Summary

Topics: Improved, type-aware static analyser and Partial type inference

This week was spent on further improvements to the new SA, and making it complete (i.e. making it cover all instructions). The new static analysis is not yet ready, but for supported subset of instructions it is available on devel branch, hidden behind --new-sa option.

To see the new SA in action download Viua VM, compile it, and use ./build/bin/vm/asm --new-sa on files from the ./sample/static_analysis directory.

Improved, type-aware static analyser

The new SA does not only track register use and warn about leaving values unused, or using uninitialised registers (which the old SA was capable of). It is now also aware of the type of values stored in the registers and is able to catch some errors arising due to use of incorrect type combinations (e.g. shifting bits by a text value, instead of an integer value).

Compile-time type errors

Catching type errors at compile time (which the new SA is capable of) is another feature of Viua that is intended to improve the reliability of the code that runs on the VM.
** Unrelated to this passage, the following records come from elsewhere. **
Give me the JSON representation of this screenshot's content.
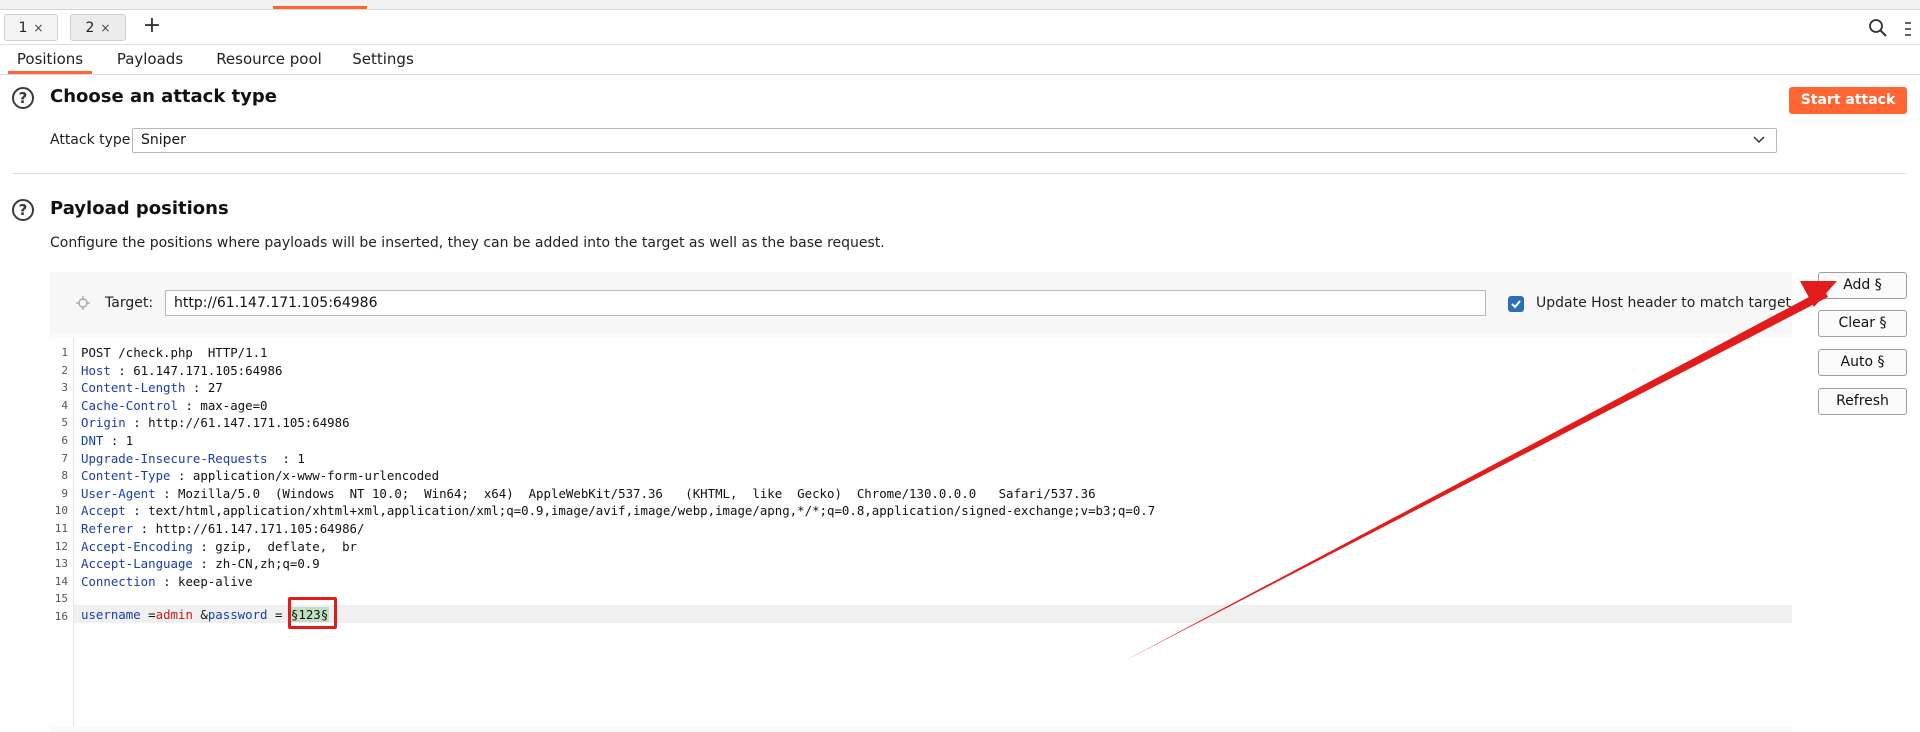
{
  "tabs": [
    {
      "label": "1",
      "close": "×"
    },
    {
      "label": "2",
      "close": "×"
    }
  ],
  "new_tab": "+",
  "subtabs": [
    "Positions",
    "Payloads",
    "Resource pool",
    "Settings"
  ],
  "attack_section": {
    "help": "?",
    "title": "Choose an attack type",
    "start_button": "Start attack",
    "attack_type_label": "Attack type:",
    "attack_type_value": "Sniper"
  },
  "positions_section": {
    "help": "?",
    "title": "Payload positions",
    "description": "Configure the positions where payloads will be inserted, they can be added into the target as well as the base request.",
    "target_label": "Target:",
    "target_value": "http://61.147.171.105:64986",
    "update_host_label": "Update Host header to match target",
    "update_host_checked": true,
    "buttons": {
      "add": "Add §",
      "clear": "Clear §",
      "auto": "Auto §",
      "refresh": "Refresh"
    }
  },
  "request": {
    "line_numbers": [
      "1",
      "2",
      "3",
      "4",
      "5",
      "6",
      "7",
      "8",
      "9",
      "10",
      "11",
      "12",
      "13",
      "14",
      "15",
      "16"
    ],
    "request_line": "POST /check.php  HTTP/1.1",
    "headers": [
      {
        "name": "Host",
        "value": " : 61.147.171.105:64986"
      },
      {
        "name": "Content-Length",
        "value": " : 27"
      },
      {
        "name": "Cache-Control",
        "value": " : max-age=0"
      },
      {
        "name": "Origin",
        "value": " : http://61.147.171.105:64986"
      },
      {
        "name": "DNT",
        "value": " : 1"
      },
      {
        "name": "Upgrade-Insecure-Requests",
        "value": "  : 1"
      },
      {
        "name": "Content-Type",
        "value": " : application/x-www-form-urlencoded"
      },
      {
        "name": "User-Agent",
        "value": " : Mozilla/5.0  (Windows  NT 10.0;  Win64;  x64)  AppleWebKit/537.36   (KHTML,  like  Gecko)  Chrome/130.0.0.0   Safari/537.36"
      },
      {
        "name": "Accept",
        "value": " : text/html,application/xhtml+xml,application/xml;q=0.9,image/avif,image/webp,image/apng,*/*;q=0.8,application/signed-exchange;v=b3;q=0.7"
      },
      {
        "name": "Referer",
        "value": " : http://61.147.171.105:64986/"
      },
      {
        "name": "Accept-Encoding",
        "value": " : gzip,  deflate,  br"
      },
      {
        "name": "Accept-Language",
        "value": " : zh-CN,zh;q=0.9"
      },
      {
        "name": "Connection",
        "value": " : keep-alive"
      }
    ],
    "body": {
      "param1_name": "username",
      "eq1": " =",
      "param1_value": "admin",
      "amp": " &",
      "param2_name": "password",
      "eq2": " = ",
      "payload": "§123§"
    }
  },
  "annotation_color": "#e21b1b",
  "accent_color": "#ff6633"
}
Without static type checking all type error detection is deferred until runtime, when it is sometimes to late to do something about them. With static type checking some type errors can be caught at compile-time which means that invalid programs will not even compile, and, as an effect, will not get the chance to be run and crash.

Types are attached to values by "constructor instructions" (istore, text, vec, etc.) and then are carried with values during the usual value-movement analysis.

Basic type system

The fact that SA was made type-aware means that the type system of Viua now manifests at compile time. It also means that, due to the fact that it is actually being used to analyse and verify correctness of Viua VM programs, it might prove useful to spend some time defining and describing it.

The type-aware SA also serves as a basic documentation for the inputs taken and outputs produced by all instructions, since the SA by necessity codifies all these rules. Without a doubt, though, such a documentation would be more approachable in a form of typical documentation (a human-readable English text, instead of a piece of C++ code).

Partial type inference

Sometimes values are being defined by instructions that are not in the "constructor instructions" group, and in such cases, it is not immediately obvious what type a value has. The SA does not bail and complain but instead tries to deduce what type the value is.

The inferencer used by the SA is quite primitive.

Types

It looks at the instructions used to manipulate the value, and combines this with the assumptions it has about the types of instructions' operands to infer what type the value contained in registers used as operands has.

For example, if a value with previously undefined type is used as an input to the iinc instruction the inferencer will assign it the integer type, and if it is used as an operand of texteq instruction the inferencer will decide that the type of the value is text.

Pointerness

The second piece of information the inferencer deduces is the "pointerness". Basically, a type may exist in two variants: X or pointer to X. Accessing values by-pointer requires using a different access mode than the default direct one.

The SA ensures that the values are accessed using correct modes; it does not allow using pointers as direct values which is an error. By analysing the access mode used to fetch values from registers the inferencer is able to deduce the pointerness of a value.

The inferencer is able to deduce the full type of a value (the basic type plus pointerness) in two steps, if needed. It may deduce pointerness without the basic type if the value as accessed as a pointer by an instruction that has no assumptions about basic types (e.g. print, or vpush for pushed operands).